By Luc Cohen
NEW YORK (Reuters) – When Ghislaine Maxwell leaves Manhattan federal court at the end of each day of her upcoming sex abuse trial, the British socialite will return to a Brooklyn jail cell that she says is plagued by vermin and the scent of raw sewage.
Since her July 2020 arrest on charges of grooming underage girls for now-deceased financier Jeffrey Epstein to sexually abuse, Maxwell has been held in isolation at the Metropolitan Detention Center (MDC), a jail where, according to several defense attorneys, conditions are substandard.
Maxwell has said raw sewage seeped into her cell, that she was given moldy food and deprived of water, and that guards shine flashlights at her at night, court filings show. Her attorney Bobbi Sternheim compared her cell to Hannibal Lecter’s, a far cry from Maxwell’s pre-arrest life of luxury.
Maxwell cited the jail’s conditions in three of her four bail requests, all of which were denied by U.S. District Judge Alison Nathan, who called Maxwell a flight risk. Those denials were twice upheld on appeal.
Maxwell has pleaded not guilty to six counts of sex trafficking and other crimes. Jury selection is underway, with opening statements scheduled for Nov. 29.
The close watch guards keep on Maxwell comes after Epstein died by suicide at age 66 in 2019 in his cell at Manhattan’s Metropolitan Correctional Center (MCC).
Prosecutors accused two guards responsible for monitoring Epstein of surfing the web, taking naps and manipulating documents to make it seem they were watching him. In May, the guards admitted to falsifying records but avoided jail time.
Prosecutors have said surveillance of Maxwell is appropriate due to security concerns, that she is “physically healthy,” and that she gets more time than other inmates to review evidence.
Still, Sternheim called Maxwell’s detention “overly-restrictive.”
“Her conditions of confinement significantly impede her ability to prepare for trial, negatively impact her health, and compromise her stamina to endure the rigors of trial,” Sternheim wrote in a Nov. 9 filing.
A U.S. Bureau of Prisons spokesperson declined to comment on Maxwell’s conditions, but said it was committed to inmates’ safety and takes staff misconduct allegations seriously.

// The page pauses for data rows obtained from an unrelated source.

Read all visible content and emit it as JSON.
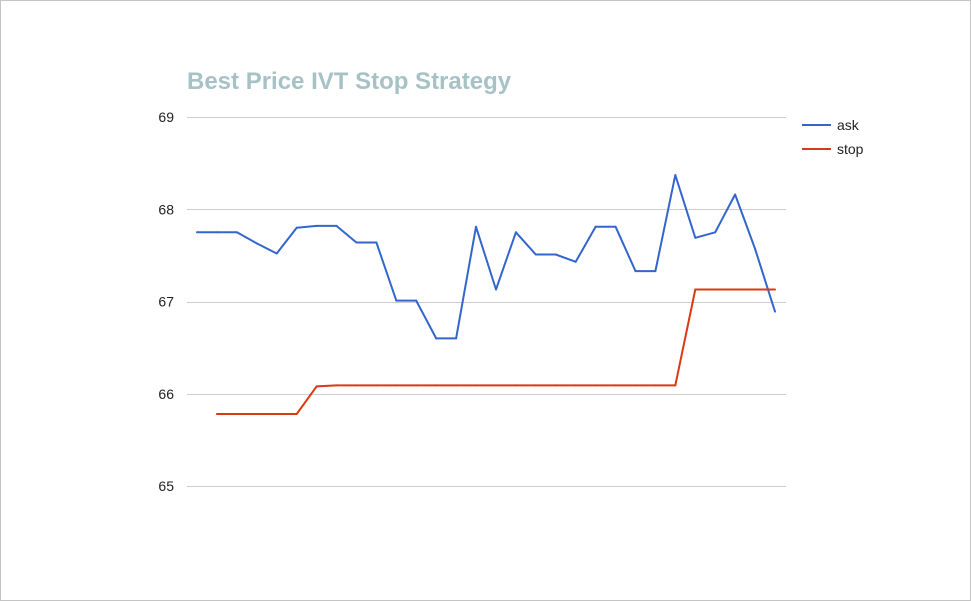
{
  "chart_data": {
    "type": "line",
    "title": "Best Price IVT Stop Strategy",
    "xlabel": "",
    "ylabel": "",
    "ylim": [
      65,
      69
    ],
    "yticks": [
      65,
      66,
      67,
      68,
      69
    ],
    "grid": true,
    "legend_position": "right",
    "x": [
      1,
      2,
      3,
      4,
      5,
      6,
      7,
      8,
      9,
      10,
      11,
      12,
      13,
      14,
      15,
      16,
      17,
      18,
      19,
      20,
      21,
      22,
      23,
      24,
      25,
      26,
      27,
      28,
      29,
      30
    ],
    "series": [
      {
        "name": "ask",
        "color": "#3366cc",
        "values": [
          67.75,
          67.75,
          67.75,
          67.63,
          67.52,
          67.8,
          67.82,
          67.82,
          67.64,
          67.64,
          67.01,
          67.01,
          66.6,
          66.6,
          67.81,
          67.13,
          67.75,
          67.51,
          67.51,
          67.43,
          67.81,
          67.81,
          67.33,
          67.33,
          68.37,
          67.69,
          67.75,
          68.16,
          67.57,
          66.89
        ]
      },
      {
        "name": "stop",
        "color": "#dc3912",
        "values": [
          null,
          65.78,
          65.78,
          65.78,
          65.78,
          65.78,
          66.08,
          66.09,
          66.09,
          66.09,
          66.09,
          66.09,
          66.09,
          66.09,
          66.09,
          66.09,
          66.09,
          66.09,
          66.09,
          66.09,
          66.09,
          66.09,
          66.09,
          66.09,
          66.09,
          67.13,
          67.13,
          67.13,
          67.13,
          67.13
        ]
      }
    ]
  }
}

The U.S. Attorney’s office for the Southern District of New York declined to comment.
TROUBLED HISTORY
Maxwell’s concerns are a part of a long history of complaints about conditions at MDC, which opened in 1994 and holds 1,676 inmates.
Joshua Schulte, a former CIA employee detained at MDC on charges of leaking classified information, said in a court filing last week that he would begin a hunger strike to call attention to “torturous conditions” at the jail, including sleep deprivation and exposure to extreme cold. Schulte has pleaded not guilty.
Several defense lawyers told Reuters that MDC’s medical care, utilities, and recreational and educational programming are deficient.
“It’s a miserable place to do time,” said David Patton, executive director and attorney-in-chief at Federal Defenders of New York.
In early 2019, an electrical fire at MDC led to a weeklong power outage that prompted the suspension of legal visits. Many inmates were without heat during that cold winter week. Power outages remain frequent, said Katie Rosenfeld, a partner at ECBAWM LLP.
“They can’t even keep basic utilities running,” Rosenfeld said.
Six weeks after Maxwell reported the sewage seepage this summer, an MDC inmate charged with robbing a bank said the toilet in his cell had been broken for three days.
“I do not care if the defendant is Jack the Ripper, we treat people under our care with respect and decency,” U.S. District Judge William Kuntz said in a July 27 hearing about the toilet, which a prosecutor said was fixed ahead of the hearing. “This is an ongoing disgrace.”